Sometimes I feel as though my wife and I were supporting the U. S. economy unassisted. I’ve already mentioned some major purchases we’ve made this year—a new washer and dryer. This week we were abruptly faced with another unanticipated and unwanted major expense. The other morning my wife went out to start the car she drives to (and for) work. Nothing. She had it towed to the dealer and a day later we received bad news. The problem would be very expensive to repair—completely unjustifiable in an eleven year old vehicle. We would have needed to replace the engine. Nothing we’d done—it was just one of those things. We needed to buy another car and yesterday we did. Perhaps I’ll write about that experience another time.

However, the car that died had been Jenny’s car and we were very saddened to bid it farewell. I may have told this story before but I’ll repeat it here.

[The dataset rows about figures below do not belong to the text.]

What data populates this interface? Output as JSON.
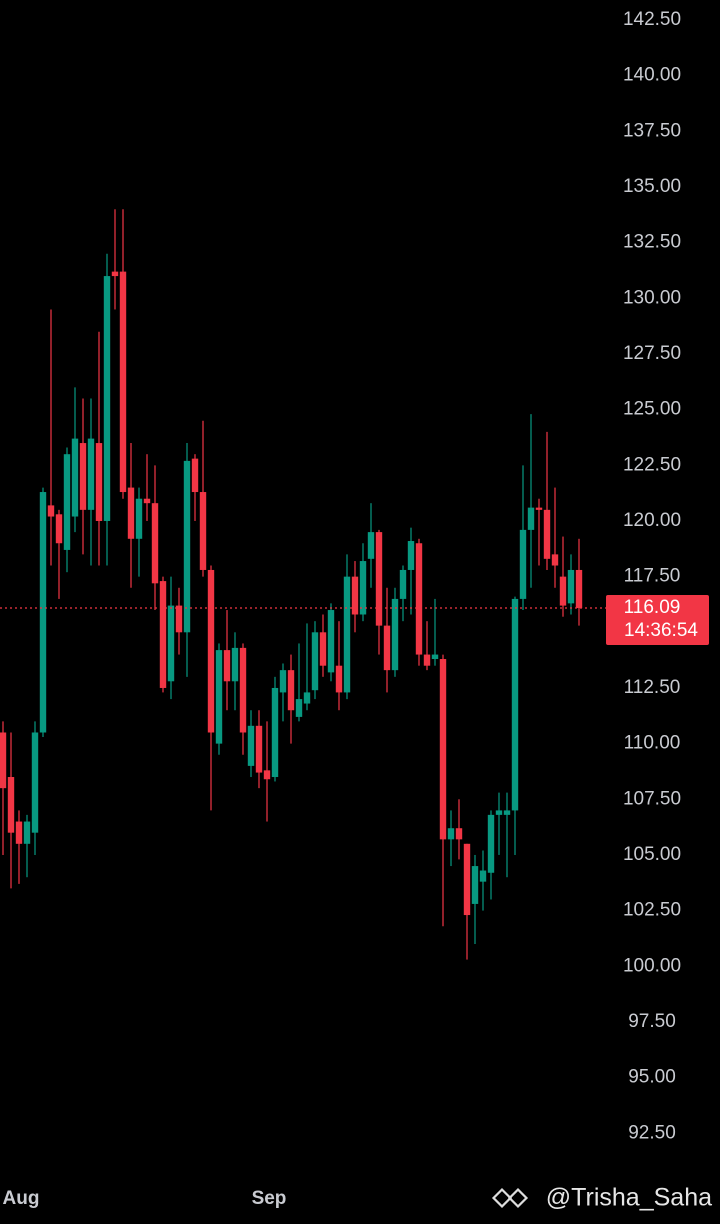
{
  "chart_data": {
    "type": "candlestick",
    "up_color": "#089981",
    "down_color": "#f23645",
    "last_price": 116.09,
    "countdown": "14:36:54",
    "watermark": "@Trisha_Saha",
    "ylim": [
      90.4,
      143.4
    ],
    "yticks": [
      {
        "value": 92.5,
        "label": "92.50"
      },
      {
        "value": 95,
        "label": "95.00"
      },
      {
        "value": 97.5,
        "label": "97.50"
      },
      {
        "value": 100,
        "label": "100.00"
      },
      {
        "value": 102.5,
        "label": "102.50"
      },
      {
        "value": 105,
        "label": "105.00"
      },
      {
        "value": 107.5,
        "label": "107.50"
      },
      {
        "value": 110,
        "label": "110.00"
      },
      {
        "value": 112.5,
        "label": "112.50"
      },
      {
        "value": 115,
        "label": "115.00"
      },
      {
        "value": 117.5,
        "label": "117.50"
      },
      {
        "value": 120,
        "label": "120.00"
      },
      {
        "value": 122.5,
        "label": "122.50"
      },
      {
        "value": 125,
        "label": "125.00"
      },
      {
        "value": 127.5,
        "label": "127.50"
      },
      {
        "value": 130,
        "label": "130.00"
      },
      {
        "value": 132.5,
        "label": "132.50"
      },
      {
        "value": 135,
        "label": "135.00"
      },
      {
        "value": 137.5,
        "label": "137.50"
      },
      {
        "value": 140,
        "label": "140.00"
      },
      {
        "value": 142.5,
        "label": "142.50"
      }
    ],
    "categories": [
      null,
      null,
      "Aug",
      null,
      null,
      null,
      null,
      null,
      null,
      null,
      null,
      null,
      null,
      null,
      null,
      null,
      null,
      null,
      null,
      null,
      null,
      null,
      null,
      null,
      null,
      null,
      null,
      null,
      null,
      null,
      null,
      null,
      null,
      "Sep",
      null,
      null,
      null,
      null,
      null,
      null,
      null,
      null,
      null,
      null,
      null,
      null,
      null,
      null,
      null,
      null,
      null,
      null,
      null,
      null,
      null,
      null,
      null,
      null,
      null,
      null,
      null,
      null,
      null,
      null,
      null,
      null,
      null,
      null,
      null,
      null,
      null,
      null,
      null
    ],
    "open": [
      110.5,
      108.5,
      106.5,
      105.5,
      106,
      110.5,
      120.7,
      120.3,
      118.7,
      120.2,
      123.5,
      120.5,
      123.5,
      120,
      131.2,
      131.2,
      121.5,
      119.2,
      121,
      120.8,
      117.3,
      112.8,
      116.2,
      115,
      122.8,
      121.3,
      117.8,
      110,
      114.2,
      112.8,
      114.3,
      109,
      110.8,
      108.8,
      108.5,
      112.3,
      113.3,
      111.2,
      111.8,
      112.4,
      115,
      113.2,
      113.5,
      112.3,
      117.5,
      115.8,
      118.3,
      119.5,
      115.3,
      113.3,
      116.5,
      117.8,
      119,
      114,
      113.8,
      113.8,
      105.7,
      106.2,
      105.5,
      102.8,
      103.8,
      104.2,
      106.8,
      106.8,
      107,
      116.5,
      119.6,
      120.6,
      120.5,
      118.5,
      117.5,
      116.3,
      117.8
    ],
    "high": [
      111,
      110.5,
      107,
      106.8,
      111,
      121.5,
      129.5,
      120.5,
      123.3,
      126,
      125.5,
      125.5,
      128.5,
      132,
      134,
      134,
      123.5,
      121.5,
      123,
      122.5,
      117.5,
      117.5,
      117,
      123.5,
      123,
      124.5,
      118,
      114.5,
      116,
      115,
      114.5,
      111.5,
      111.5,
      111,
      113,
      113.6,
      114,
      114.5,
      115.4,
      115.5,
      115.8,
      116.3,
      115.5,
      118.5,
      118.2,
      119,
      120.8,
      119.6,
      117,
      117,
      118,
      119.7,
      119.2,
      115.5,
      116.5,
      114,
      107,
      107.5,
      105.5,
      105,
      105.2,
      107,
      107.8,
      107.8,
      116.6,
      122.5,
      124.8,
      121,
      124,
      121.5,
      119.3,
      118.5,
      119.2
    ],
    "low": [
      105,
      103.5,
      103.7,
      104,
      105,
      110.3,
      118,
      116.5,
      117.7,
      119.5,
      118.5,
      118,
      118,
      118,
      129.5,
      121,
      117,
      117.5,
      120,
      116,
      112.3,
      112,
      114,
      113,
      120,
      117.5,
      107,
      109.5,
      111.5,
      111.5,
      109.5,
      108.5,
      108,
      106.5,
      108.3,
      111,
      110,
      111,
      111.5,
      112,
      113,
      112.8,
      111.5,
      112,
      115,
      115.5,
      117,
      114,
      112.3,
      113,
      115.5,
      115.8,
      113.5,
      113.3,
      113.5,
      101.8,
      104.5,
      104.8,
      100.3,
      101,
      102.5,
      103,
      105,
      104,
      105,
      116,
      117,
      118,
      117.8,
      117,
      115.7,
      115.8,
      115.3
    ],
    "close": [
      108,
      106,
      105.5,
      106.5,
      110.5,
      121.3,
      120.2,
      119,
      123,
      123.7,
      120.5,
      123.7,
      120,
      131,
      131,
      121.3,
      119.2,
      121,
      120.8,
      117.2,
      112.5,
      116.2,
      115,
      122.7,
      121.3,
      117.8,
      110.5,
      114.2,
      112.8,
      114.3,
      110.5,
      110.8,
      108.7,
      108.4,
      112.5,
      113.3,
      111.5,
      112,
      112.3,
      115,
      113.5,
      116,
      112.3,
      117.5,
      115.8,
      118.2,
      119.5,
      115.3,
      113.3,
      116.5,
      117.8,
      119.1,
      114,
      113.5,
      114,
      105.7,
      106.2,
      105.7,
      102.3,
      104.5,
      104.3,
      106.8,
      107,
      107,
      116.5,
      119.6,
      120.6,
      120.5,
      118.3,
      118,
      116.2,
      117.8,
      116.09
    ]
  }
}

Eleven years ago we were faced with a very similar problem—a sudden need to purchase a new car. My wife drove up to the dealer to shop, taking Jenny with her. When she explained what we were looking for to the salesperson he said, “We don’t get cars like that in very often but let’s look in the lot.” As they walked up and down the rows of new cars, Jenny suddenly dragged my wife to a car. They looked in the window and the car had every single feature we wanted. They brought the car up to the front, Jenny jumped in, and hopped onto the back seat as if to say “No need to dilly-dally around. Wrap it up, boys! We’ll take this one.”

Thereafter that car was always “Jenny’s car”.

Jenny’s car has been a good and reliable car and we’ve had many adventures in it. It has given us good and faithful service and we can only hope that its successor will do so as well.